Тапок в пол, только — без рывков, а то цепь еще порву, — плавно! Но до упора — и машинёшка, как получивший пинка спаниель рванула вперед.
Беккеля бросило на спинку, в поворот вошел с легким дрифтом, брызгами и звоном сигнального колокольчика.
Подруливая, ухожу от столкновения с проезжающей бричкой, и снова тапок в пол! Под ржание испуганной лошади клуб остается далеко позади. Прохожие как цыплята бросаются в рассыпную.
Беккель кричит:
— Стооой!!! Раа… — подпрыгивает на кочке, на секунду смолкает и продолжает, — …бьемся ж! Стооой!.. Се… Сергеич…
Про себя шепчу: «Срашно, буржуйская морда? Отчество вспомнил?..» и вслух:
Ползем от силы километров сорок, но какой адреналин! Кузов высокий и открытый, дверей нет, седушки без боковой фиксации — болтает, на любой кочке вылететь можно. Баринок наш, вцепился в кресло, аж побелел. За нами бросается матерящийся городовой, но быстро выбирает только первое. Бежать и одновременно материться — неудобно. Доказано собственным армейским опытом — всегда выбирай одно.
Машинка лёгонькая — от силы пара сотен килограмм наберется, поэтому движок-слабосилок не кажется таким уж беспомощным. Тянет. Вылетаю на Невский, с выжатым сцеплением выворачиваю руль и снова полный газ.

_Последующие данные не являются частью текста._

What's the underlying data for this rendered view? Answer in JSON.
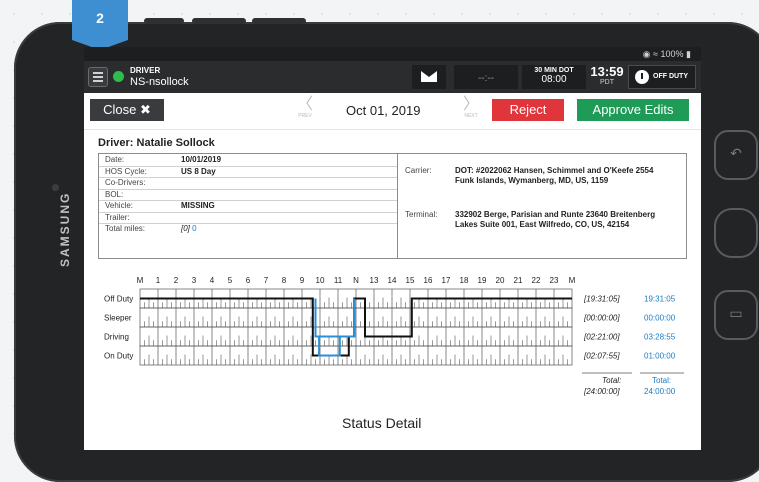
{
  "step_badge": "2",
  "device_brand": "SAMSUNG",
  "status_bar": {
    "text": "100%"
  },
  "appbar": {
    "role": "DRIVER",
    "driver_id": "NS-nsollock",
    "time_field": "--:--",
    "dot_label": "30 MIN DOT",
    "dot_value": "08:00",
    "clock_time": "13:59",
    "clock_zone": "PDT",
    "duty_status": "OFF DUTY"
  },
  "toolbar": {
    "close_label": "Close",
    "prev_label": "PREV",
    "next_label": "NEXT",
    "date": "Oct 01, 2019",
    "reject_label": "Reject",
    "approve_label": "Approve Edits"
  },
  "driver_heading": "Driver: Natalie Sollock",
  "info_left": [
    {
      "key": "Date:",
      "value": "10/01/2019"
    },
    {
      "key": "HOS Cycle:",
      "value": "US 8 Day"
    },
    {
      "key": "Co-Drivers:",
      "value": ""
    },
    {
      "key": "BOL:",
      "value": ""
    },
    {
      "key": "Vehicle:",
      "value": "MISSING"
    },
    {
      "key": "Trailer:",
      "value": ""
    },
    {
      "key": "Total miles:",
      "value_prefix": "[0]",
      "value": "0"
    }
  ],
  "carrier": {
    "label": "Carrier:",
    "value": "DOT: #2022062 Hansen, Schimmel and O'Keefe 2554 Funk Islands, Wymanberg, MD, US, 1159"
  },
  "terminal": {
    "label": "Terminal:",
    "value": "332902 Berge, Parisian and Runte 23640 Breitenberg Lakes Suite 001, East Wilfredo, CO, US, 42154"
  },
  "chart_data": {
    "type": "line",
    "hour_labels": [
      "M",
      "1",
      "2",
      "3",
      "4",
      "5",
      "6",
      "7",
      "8",
      "9",
      "10",
      "11",
      "N",
      "13",
      "14",
      "15",
      "16",
      "17",
      "18",
      "19",
      "20",
      "21",
      "22",
      "23",
      "M"
    ],
    "rows": [
      "Off Duty",
      "Sleeper",
      "Driving",
      "On Duty"
    ],
    "series": [
      {
        "color": "#111111",
        "points": [
          [
            0,
            "Off Duty"
          ],
          [
            9.6,
            "Off Duty"
          ],
          [
            9.6,
            "On Duty"
          ],
          [
            11.6,
            "On Duty"
          ],
          [
            11.6,
            "Driving"
          ],
          [
            11.9,
            "Driving"
          ],
          [
            11.9,
            "Off Duty"
          ],
          [
            12.5,
            "Off Duty"
          ],
          [
            12.5,
            "Driving"
          ],
          [
            15.1,
            "Driving"
          ],
          [
            15.1,
            "Off Duty"
          ],
          [
            24,
            "Off Duty"
          ]
        ]
      },
      {
        "color": "#2a8fd6",
        "points": [
          [
            9.75,
            "Off Duty"
          ],
          [
            9.75,
            "Driving"
          ],
          [
            11.1,
            "Driving"
          ],
          [
            11.1,
            "On Duty"
          ],
          [
            9.95,
            "On Duty"
          ],
          [
            9.95,
            "Driving"
          ],
          [
            11.9,
            "Driving"
          ],
          [
            11.9,
            "Off Duty"
          ]
        ]
      }
    ],
    "totals_bracketed": [
      "[19:31:05]",
      "[00:00:00]",
      "[02:21:00]",
      "[02:07:55]"
    ],
    "totals": [
      "19:31:05",
      "00:00:00",
      "03:28:55",
      "01:00:00"
    ],
    "total_label": "Total:",
    "total_bracketed": "[24:00:00]",
    "total_value": "24:00:00"
  },
  "status_detail_title": "Status Detail"
}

Машину юзом кидает к бордюру, выравниваю и бросаю к Аничкову мосту…
Пролетаем мост, какой-то зазевавшийся прохожий испуганной рыбкой сигает с моста. В ледяные воды-то весенней Фонтанки. Придурок!
За Аничковым дворцом разгоняем гусарский строй. Кони шарахаются в стороны, кто-то падает. Пара вояк бросается в погоню, но лошади не приспособлены к городским гонкам. Вхожу по лужам со скольжением в поворот у Гостиного двора — к Зимнему не помчусь, не самоубийца. Там царь живет. Стрелять сразу начать могут. В поворотах молюсь, чтоб не отлетели колёса. Гусар проносит дальше по Невскому. За грохотом движка слышны звуки падения, звон разбитого стекла, конское ржание и отборные маты. Один, по-моему, в витрину на кобыле въехал.
Садовую, несмотря на самый длинный кусок дороги, прохожу почти без приключений. Редкие прохожие заранее испуганно жмутся к стенам домов и не создают проблем. У Сенной площади разгоняем какой-то крёстный ход. Опять маты… Святоши оказываются бойчее вояк — чуть не получаю в лоб пролетавшим навстречу кадилом, от летящего в ухо яйца уворачиваюсь. Беккель не успевает, ловит глазом. Мимоходом отмечаю — сырое было…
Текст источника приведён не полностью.